Casandra Montero

Personal information
- Full name: Casandra Montero Rodríguez
- Date of birth: 31 May 1994 (age 32)
- Place of birth: La Antigua, Veracruz
- Height: 1.71 m (5 ft 7 in)
- Position: Defensive midfielder

Team information
- Current team: UNAM
- Number: 31

Youth career
- –2017: Orizaba Real Tamuin

Senior career*
- Years: Team / Apps / (Gls)
- 2019: Veracruz / 15 / (3)
- 2020–2021: Mazatlán / 34 / (4)
- 2021–2026: Guadalajara / 140 / (9)
- 2026–: UNAM / 0 / (0)

International career^{‡}
- 2013: Mexico U-20
- 2022–: Mexico / 1 / (1)

= Casandra Montero =

Mexican footballer (born 1994)

Casandra Montero Rodríguez (born 31 May 1994) is a Mexican footballer who plays as a midfielder for Liga MX Femenil team UNAM and the Mexico women's national football team.

==Early career==
Montero played for amateur football team Orizaba Real Tamuin.
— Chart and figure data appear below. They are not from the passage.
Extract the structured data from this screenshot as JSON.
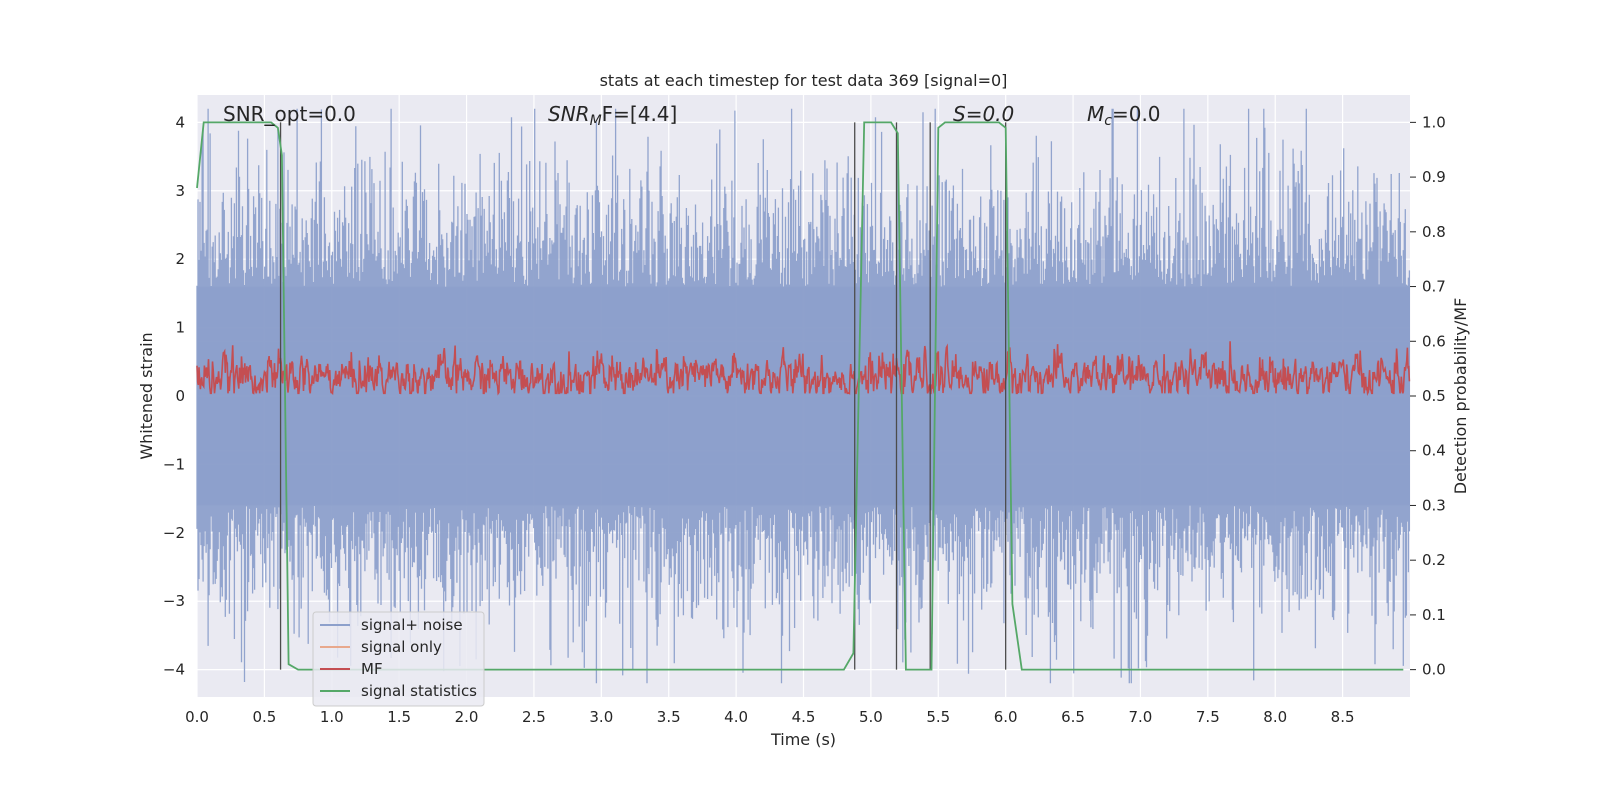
{
  "chart_data": {
    "type": "line",
    "title": "stats at each timestep for test data 369 [signal=0]",
    "xlabel": "Time (s)",
    "ylabel": "Whitened strain",
    "y2label": "Detection probability/MF",
    "xlim": [
      0.0,
      9.0
    ],
    "ylim": [
      -4.4,
      4.4
    ],
    "y2lim": [
      -0.05,
      1.05
    ],
    "x_ticks": [
      "0.0",
      "0.5",
      "1.0",
      "1.5",
      "2.0",
      "2.5",
      "3.0",
      "3.5",
      "4.0",
      "4.5",
      "5.0",
      "5.5",
      "6.0",
      "6.5",
      "7.0",
      "7.5",
      "8.0",
      "8.5"
    ],
    "y_ticks": [
      "4",
      "3",
      "2",
      "1",
      "0",
      "−1",
      "−2",
      "−3",
      "−4"
    ],
    "y2_ticks": [
      "1.0",
      "0.9",
      "0.8",
      "0.7",
      "0.6",
      "0.5",
      "0.4",
      "0.3",
      "0.2",
      "0.1",
      "0.0"
    ],
    "grid": true,
    "legend_position": "lower-left",
    "annotations": {
      "snr_opt": "SNR_opt=0.0",
      "snr_mf_base": "SNR",
      "snr_mf_sub": "M",
      "snr_mf_rest": "F=[4.4]",
      "s_value": "S=0.0",
      "mc_base": "M",
      "mc_sub": "c",
      "mc_rest": "=0.0"
    },
    "series": [
      {
        "name": "signal+ noise",
        "color": "#8da0cb",
        "description_of_values": "whitened noisy strain around 0, amplitude roughly ±4"
      },
      {
        "name": "signal only",
        "color": "#e8a88c",
        "values": []
      },
      {
        "name": "MF",
        "color": "#c44e52"
      },
      {
        "name": "signal statistics",
        "color": "#55a868",
        "x": [
          0.0,
          0.05,
          0.1,
          0.55,
          0.6,
          0.63,
          0.68,
          0.75,
          4.8,
          4.87,
          4.95,
          5.15,
          5.2,
          5.26,
          5.45,
          5.5,
          5.55,
          5.95,
          6.0,
          6.05,
          6.12,
          8.95
        ],
        "values": [
          0.88,
          1.0,
          1.0,
          1.0,
          0.99,
          0.94,
          0.01,
          0.0,
          0.0,
          0.03,
          1.0,
          1.0,
          0.98,
          0.0,
          0.0,
          0.99,
          1.0,
          1.0,
          0.99,
          0.12,
          0.0,
          0.0
        ]
      }
    ],
    "vertical_markers_x": [
      0.62,
      4.88,
      5.19,
      5.44,
      6.0
    ],
    "horizontal_guides_y2": [
      0.6,
      0.4,
      0.3,
      0.7
    ],
    "colors": {
      "background": "#eaeaf2",
      "grid": "#ffffff",
      "marker": "#4c4c4c"
    }
  }
}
In 2017, she captained the team and scored 41 goals in the regional women's football tournament. She later joined the team's technical staff.

Montero also played rugby in her youth. She was a member of Tepetlan Rugby Club in Córdoba. In 2015, she represented Mexico in the Women's Sevens Series in Dublin.

==Club career==
===C.D. Veracruz===
In July 2019, Montero made her professional debut for Liga MX Femenil team C.D. Veracruz.

===Mazatlán F.C.===
In December 2019, Montero joined Monarcas Morelia. She stayed with the team following their relocation and rebrand as Mazatlán F.C.

===C.D. Guadalajara===
In June 2021, Montero signed with C.D. Guadalajara.

==International career==
In 2013, Montero was called up to the Mexico women's national under-20 football team.

In April 2022, Montero scored in her debut for Mexico in a 11–0 win over Anguilla.